Mutation: When I mutate a set of values a random value will be increased or decreased with 1 (the value must be between 0.5 and 10).

/***************************************************************************
* Method takes a priority map and mutate a random priority variable
***************************************************************************/
private static Map<Integer,Double> priorityMutation(Map<Integer,Double> original) {
	// Create a clone of the original list
	Map<Integer,Double> result = new HashMap<Integer,Double>();
	for ( int i = 0; i < Planner.plannerTypes.length; i++) {
		result.put(i, original.get(i));
	}
	
	// Randomly select which index to mutate
	Random random = new Random();
	int i = random.nextInt(Planner.plannerTypes.length);
	
	// Mutate the selected value
	// --> 50% that value increases with 1 (maximum value = 10)
	// --> 50% that value decreases with 1 (minimum value = 0.5)
	if ( Math.random() > 0.5 ) {
		result.put(i, result.get(i)+1);
		if ( result.get(i) > 10 ) {
			result.put(i, 10.0);
		}
	}
	else {
		result.put(i, result.get(i)-1);
		if ( result.get(i) < 0.5 ) {
			result.put(i, 0.5);
		}
	}
	return result;
}

Randomize winner: Instead of making a fully random set of values as I did when training the Human and Greenskin races I’ve made the tenth AI into a randomized version of the winning AI from the previous generation. For each value there is a 40% chance that the value is increased with 0-2.0, 40% chance that the value is decreased with 0-2.0 and 20% chance that it’s not changed.

/***************************************************************************
* Method takes a priority map and change all the values randomly.
***************************************************************************/
private static Map<Integer,Double> priorityRandomize(Map<Integer,Double> original) {
	// Create a clone of the original list
	Map<Integer,Double> result = new HashMap<Integer,Double>();
	for ( int i = 0; i < Planner.plannerTypes.length; i++) {
		result.put(i, original.get(i));
	}
	
	// Randomly change the values in the list
	// --> 40% that value increases with 0-2 (maximum value = 10)
	// --> 40% that value decreases with 0-2 (minimum value = 0.5)
	// --> 20% that value isn't changed
	for ( int i = 0; i < Planner.plannerTypes.length; i++) {
		Double dice = Math.random(); 
		if ( dice < 0.4 ) {
			result.put(i, result.get(i)+Math.random()*2);
			if ( result.get(i) > 10 ) {
				result.put(i, 10.0);
			}
		}
		else if ( dice < 0.8 ) {
			result.put(i, result.get(i)-Math.random()*2);
			if ( result.get(i) < 0.5 ) {
				result.put(i, 0.5);
			}
		}
	}
	return result;
}

In truth each small method is quite simple. What I found hardest was putting together the method that controlled the trial: create a new world, create new sets of priority maps based on the result from the previous generation, populate with empires, assign new AIs from the new set of priority maps to each empire, play 200 turns, evaluate the result and then repeat.

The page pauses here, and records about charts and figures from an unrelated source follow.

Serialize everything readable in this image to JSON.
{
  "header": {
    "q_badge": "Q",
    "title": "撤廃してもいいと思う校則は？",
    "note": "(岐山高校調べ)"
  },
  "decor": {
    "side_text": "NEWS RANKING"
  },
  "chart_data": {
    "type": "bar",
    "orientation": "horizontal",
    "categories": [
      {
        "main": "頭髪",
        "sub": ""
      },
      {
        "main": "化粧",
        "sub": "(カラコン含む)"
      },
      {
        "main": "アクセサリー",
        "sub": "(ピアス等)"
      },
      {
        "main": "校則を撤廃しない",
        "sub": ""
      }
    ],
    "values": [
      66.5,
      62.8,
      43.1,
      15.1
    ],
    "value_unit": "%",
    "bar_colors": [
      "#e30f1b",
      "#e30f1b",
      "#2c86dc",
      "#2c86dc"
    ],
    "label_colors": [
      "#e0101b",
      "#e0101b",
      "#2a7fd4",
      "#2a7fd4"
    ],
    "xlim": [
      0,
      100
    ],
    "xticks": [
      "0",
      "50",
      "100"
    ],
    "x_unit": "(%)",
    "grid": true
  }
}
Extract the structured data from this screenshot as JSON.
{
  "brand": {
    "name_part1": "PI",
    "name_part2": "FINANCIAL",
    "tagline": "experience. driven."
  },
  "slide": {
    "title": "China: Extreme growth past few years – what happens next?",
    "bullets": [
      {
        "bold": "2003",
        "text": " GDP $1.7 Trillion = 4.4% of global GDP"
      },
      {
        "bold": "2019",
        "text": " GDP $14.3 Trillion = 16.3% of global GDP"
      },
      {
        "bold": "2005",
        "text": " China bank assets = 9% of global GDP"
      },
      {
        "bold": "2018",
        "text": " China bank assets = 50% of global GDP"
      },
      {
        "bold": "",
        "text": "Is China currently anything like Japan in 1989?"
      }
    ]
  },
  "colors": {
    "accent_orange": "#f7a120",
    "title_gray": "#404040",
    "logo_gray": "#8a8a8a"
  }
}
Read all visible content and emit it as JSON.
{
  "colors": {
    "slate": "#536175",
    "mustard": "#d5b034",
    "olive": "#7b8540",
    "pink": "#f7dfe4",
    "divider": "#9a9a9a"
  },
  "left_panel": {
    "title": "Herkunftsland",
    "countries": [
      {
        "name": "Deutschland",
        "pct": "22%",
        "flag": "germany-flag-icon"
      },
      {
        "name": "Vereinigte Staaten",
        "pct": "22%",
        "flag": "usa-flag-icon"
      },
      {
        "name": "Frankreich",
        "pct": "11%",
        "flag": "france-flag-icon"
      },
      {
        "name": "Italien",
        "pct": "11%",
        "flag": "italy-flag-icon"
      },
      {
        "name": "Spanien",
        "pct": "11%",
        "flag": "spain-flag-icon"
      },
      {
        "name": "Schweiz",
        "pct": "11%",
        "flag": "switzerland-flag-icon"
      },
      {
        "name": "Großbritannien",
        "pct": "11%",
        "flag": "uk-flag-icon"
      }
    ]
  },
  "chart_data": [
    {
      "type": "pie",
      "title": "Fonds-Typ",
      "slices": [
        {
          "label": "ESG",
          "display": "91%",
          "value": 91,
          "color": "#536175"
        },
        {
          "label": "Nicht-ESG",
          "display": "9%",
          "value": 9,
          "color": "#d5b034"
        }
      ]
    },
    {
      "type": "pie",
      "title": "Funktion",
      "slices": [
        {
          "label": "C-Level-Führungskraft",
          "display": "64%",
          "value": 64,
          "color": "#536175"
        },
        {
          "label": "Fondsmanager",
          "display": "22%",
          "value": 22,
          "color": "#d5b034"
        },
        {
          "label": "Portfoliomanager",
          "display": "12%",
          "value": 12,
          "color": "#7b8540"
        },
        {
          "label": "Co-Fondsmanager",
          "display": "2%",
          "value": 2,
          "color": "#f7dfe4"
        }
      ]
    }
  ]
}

Playing a game with 20 empires for 200 turns takes around 10-13 minutes on my computer. 40 generations takes approxiomately 460 minutes, i.e. close to 8 hours.

One thought on “Training an AI – part 3

  1. ‘aepso’, a member on Reddit (http://redd.it/1l8u4h) where I’ve written a bit about my tests to evolve the AI, asked if I could run the evolved AI against a random AI and see how well it performs.

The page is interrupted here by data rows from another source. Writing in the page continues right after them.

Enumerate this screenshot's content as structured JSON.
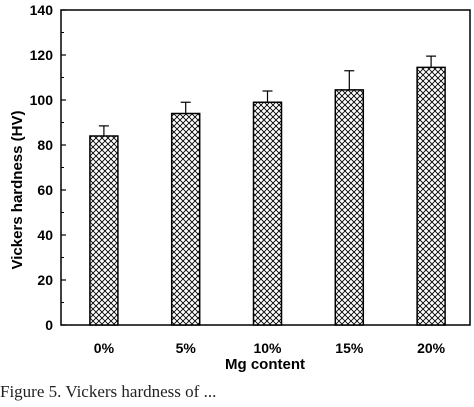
{
  "chart_data": {
    "type": "bar",
    "categories": [
      "0%",
      "5%",
      "10%",
      "15%",
      "20%"
    ],
    "values": [
      84,
      94,
      99,
      104.5,
      114.5
    ],
    "errors": [
      4.5,
      5,
      5,
      8.5,
      5
    ],
    "xlabel": "Mg content",
    "ylabel": "Vickers hardness (HV)",
    "ylim": [
      0,
      140
    ],
    "yticks": [
      "0",
      "20",
      "40",
      "60",
      "80",
      "100",
      "120",
      "140"
    ],
    "bar_fill": "crosshatch",
    "grid": false,
    "bar_color": "#000000"
  },
  "caption": "Figure 5. Vickers hardness of ..."
}
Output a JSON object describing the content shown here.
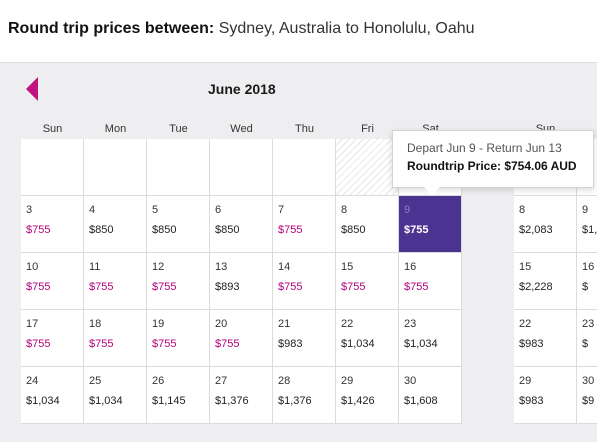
{
  "header": {
    "label": "Round trip prices between:",
    "route": " Sydney, Australia to Honolulu, Oahu"
  },
  "calendar": {
    "month": "June 2018",
    "weekdays": [
      "Sun",
      "Mon",
      "Tue",
      "Wed",
      "Thu",
      "Fri",
      "Sat"
    ],
    "second_month_weekday": "Sun",
    "rows": [
      [
        {
          "d": "",
          "p": "",
          "e": true
        },
        {
          "d": "",
          "p": "",
          "e": true
        },
        {
          "d": "",
          "p": "",
          "e": true
        },
        {
          "d": "",
          "p": "",
          "e": true
        },
        {
          "d": "",
          "p": "",
          "e": true
        },
        {
          "d": "",
          "p": "",
          "e": true,
          "h": true
        },
        {
          "d": "",
          "p": "",
          "e": true
        }
      ],
      [
        {
          "d": "3",
          "p": "$755",
          "low": true
        },
        {
          "d": "4",
          "p": "$850"
        },
        {
          "d": "5",
          "p": "$850"
        },
        {
          "d": "6",
          "p": "$850"
        },
        {
          "d": "7",
          "p": "$755",
          "low": true
        },
        {
          "d": "8",
          "p": "$850"
        },
        {
          "d": "9",
          "p": "$755",
          "sel": true
        }
      ],
      [
        {
          "d": "10",
          "p": "$755",
          "low": true
        },
        {
          "d": "11",
          "p": "$755",
          "low": true
        },
        {
          "d": "12",
          "p": "$755",
          "low": true
        },
        {
          "d": "13",
          "p": "$893"
        },
        {
          "d": "14",
          "p": "$755",
          "low": true
        },
        {
          "d": "15",
          "p": "$755",
          "low": true
        },
        {
          "d": "16",
          "p": "$755",
          "low": true
        }
      ],
      [
        {
          "d": "17",
          "p": "$755",
          "low": true
        },
        {
          "d": "18",
          "p": "$755",
          "low": true
        },
        {
          "d": "19",
          "p": "$755",
          "low": true
        },
        {
          "d": "20",
          "p": "$755",
          "low": true
        },
        {
          "d": "21",
          "p": "$983"
        },
        {
          "d": "22",
          "p": "$1,034"
        },
        {
          "d": "23",
          "p": "$1,034"
        }
      ],
      [
        {
          "d": "24",
          "p": "$1,034"
        },
        {
          "d": "25",
          "p": "$1,034"
        },
        {
          "d": "26",
          "p": "$1,145"
        },
        {
          "d": "27",
          "p": "$1,376"
        },
        {
          "d": "28",
          "p": "$1,376"
        },
        {
          "d": "29",
          "p": "$1,426"
        },
        {
          "d": "30",
          "p": "$1,608"
        }
      ]
    ],
    "second_rows": [
      [
        {
          "d": "",
          "p": "",
          "e": true
        },
        {
          "d": "",
          "p": "",
          "e": true
        }
      ],
      [
        {
          "d": "8",
          "p": "$2,083"
        },
        {
          "d": "9",
          "p": "$1,"
        }
      ],
      [
        {
          "d": "15",
          "p": "$2,228"
        },
        {
          "d": "16",
          "p": "$"
        }
      ],
      [
        {
          "d": "22",
          "p": "$983"
        },
        {
          "d": "23",
          "p": "$"
        }
      ],
      [
        {
          "d": "29",
          "p": "$983"
        },
        {
          "d": "30",
          "p": "$9"
        }
      ]
    ]
  },
  "tooltip": {
    "line1": "Depart Jun 9 - Return Jun 13",
    "line2": "Roundtrip Price: $754.06 AUD"
  }
}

    I ran 5 games, each 200 turns, with Humans on the Surface and Greenskins in the Netherworld. On each level 5 of the AIs were evolved and 5 fully random. After each game I checked how many of the top three positions that the evolved AI of each race got.

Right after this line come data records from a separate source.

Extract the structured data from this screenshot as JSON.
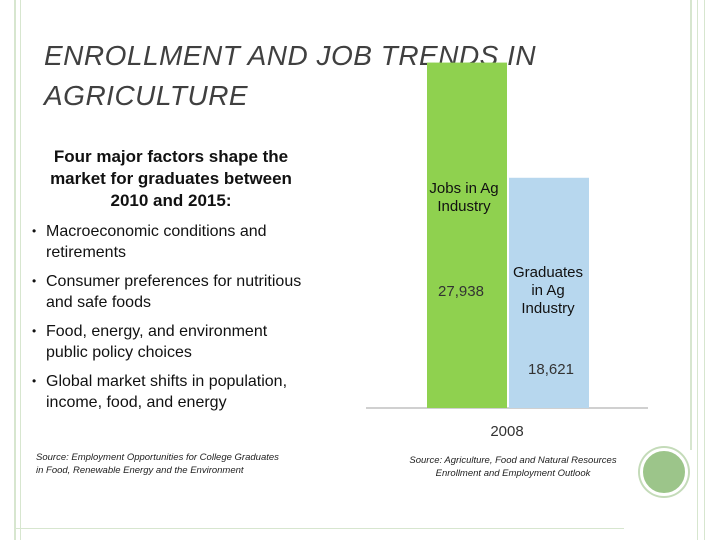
{
  "slide": {
    "title": "ENROLLMENT AND JOB TRENDS IN AGRICULTURE",
    "intro": "Four major factors shape the market for graduates between 2010 and 2015:",
    "bullets": [
      "Macroeconomic conditions and retirements",
      "Consumer preferences for nutritious and safe foods",
      "Food, energy, and environment public policy choices",
      "Global market shifts in population, income, food, and energy"
    ],
    "source_left": "Source: Employment Opportunities for College Graduates in Food, Renewable Energy and the Environment",
    "source_right": "Source: Agriculture, Food and Natural Resources Enrollment and Employment Outlook"
  },
  "chart_data": {
    "type": "bar",
    "categories": [
      "2008"
    ],
    "series": [
      {
        "name": "Jobs in Ag Industry",
        "values": [
          27938
        ],
        "label": "27,938",
        "color": "#8fd14f"
      },
      {
        "name": "Graduates in Ag Industry",
        "values": [
          18621
        ],
        "label": "18,621",
        "color": "#b7d7ee"
      }
    ],
    "title": "",
    "xlabel": "",
    "ylabel": "",
    "ylim": [
      0,
      33000
    ],
    "grid": false
  },
  "colors": {
    "accent": "#9cc58a",
    "frame": "#d7e6cf",
    "title": "#404040"
  }
}
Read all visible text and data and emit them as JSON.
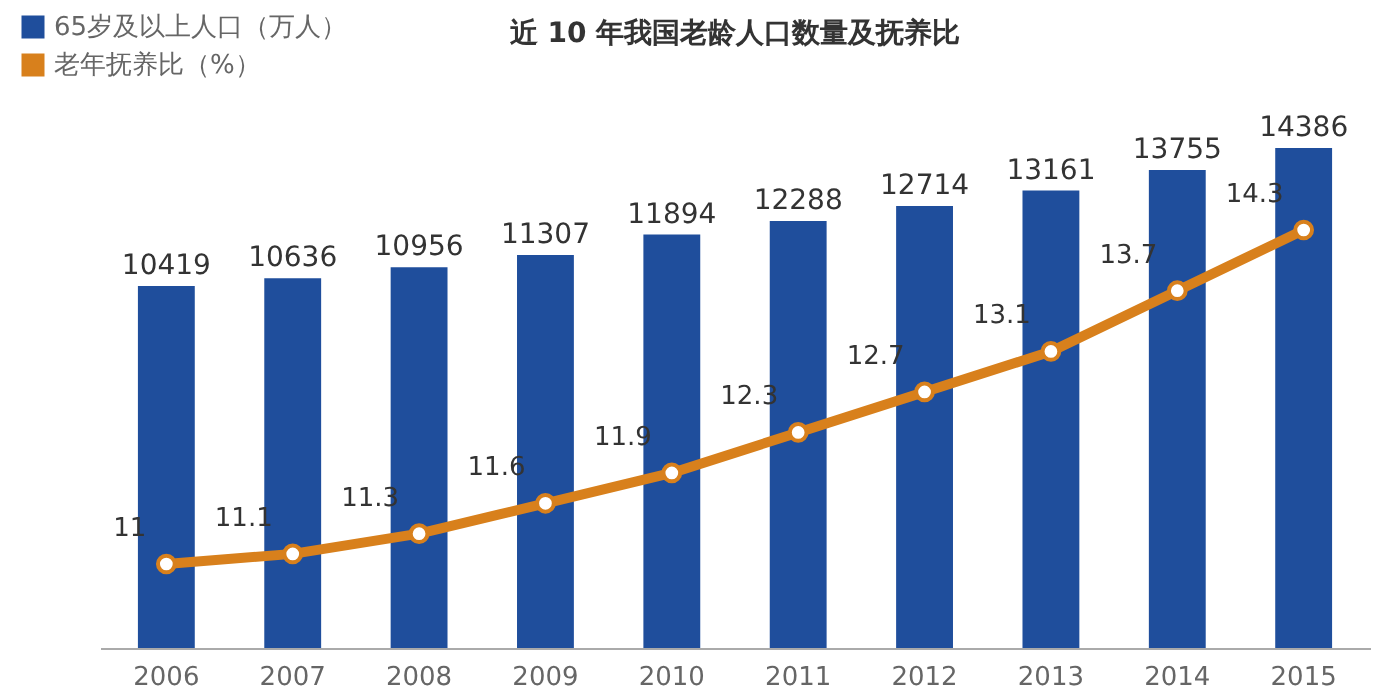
{
  "chart_data": {
    "type": "bar",
    "title": "近 10 年我国老龄人口数量及抚养比",
    "categories": [
      "2006",
      "2007",
      "2008",
      "2009",
      "2010",
      "2011",
      "2012",
      "2013",
      "2014",
      "2015"
    ],
    "series": [
      {
        "name": "65岁及以上人口（万人）",
        "type": "bar",
        "color": "#1f4e9c",
        "values": [
          10419,
          10636,
          10956,
          11307,
          11894,
          12288,
          12714,
          13161,
          13755,
          14386
        ]
      },
      {
        "name": "老年抚养比（%）",
        "type": "line",
        "axis": "y2",
        "color": "#d8801c",
        "marker": "circle",
        "values": [
          11,
          11.1,
          11.3,
          11.6,
          11.9,
          12.3,
          12.7,
          13.1,
          13.7,
          14.3
        ]
      }
    ],
    "data_labels": true,
    "legend": "top left",
    "grid": false,
    "tick_labels": "x"
  }
}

    For the Human race the result isn’t very positive. The evolved AI took 8 of the possible 15 top three positions. Similar to the result in my articles here it seems that the Human AI haven’t evolved very much (or in the right direction). The nature of the Surface level is very open and flexible and a ‘winning’ strategy might be harder to evolve there.

    But for the Greenskins the result is better. The evolved AI took 11 of the possible 15 top three positions. A quick study show that some of the random bots that took top positions has a structure in their priority values that is similar to the evolved AI. The Netherworld is very different from the Surface and require a more specialised game play which might be the reason the evolved AI performs better here.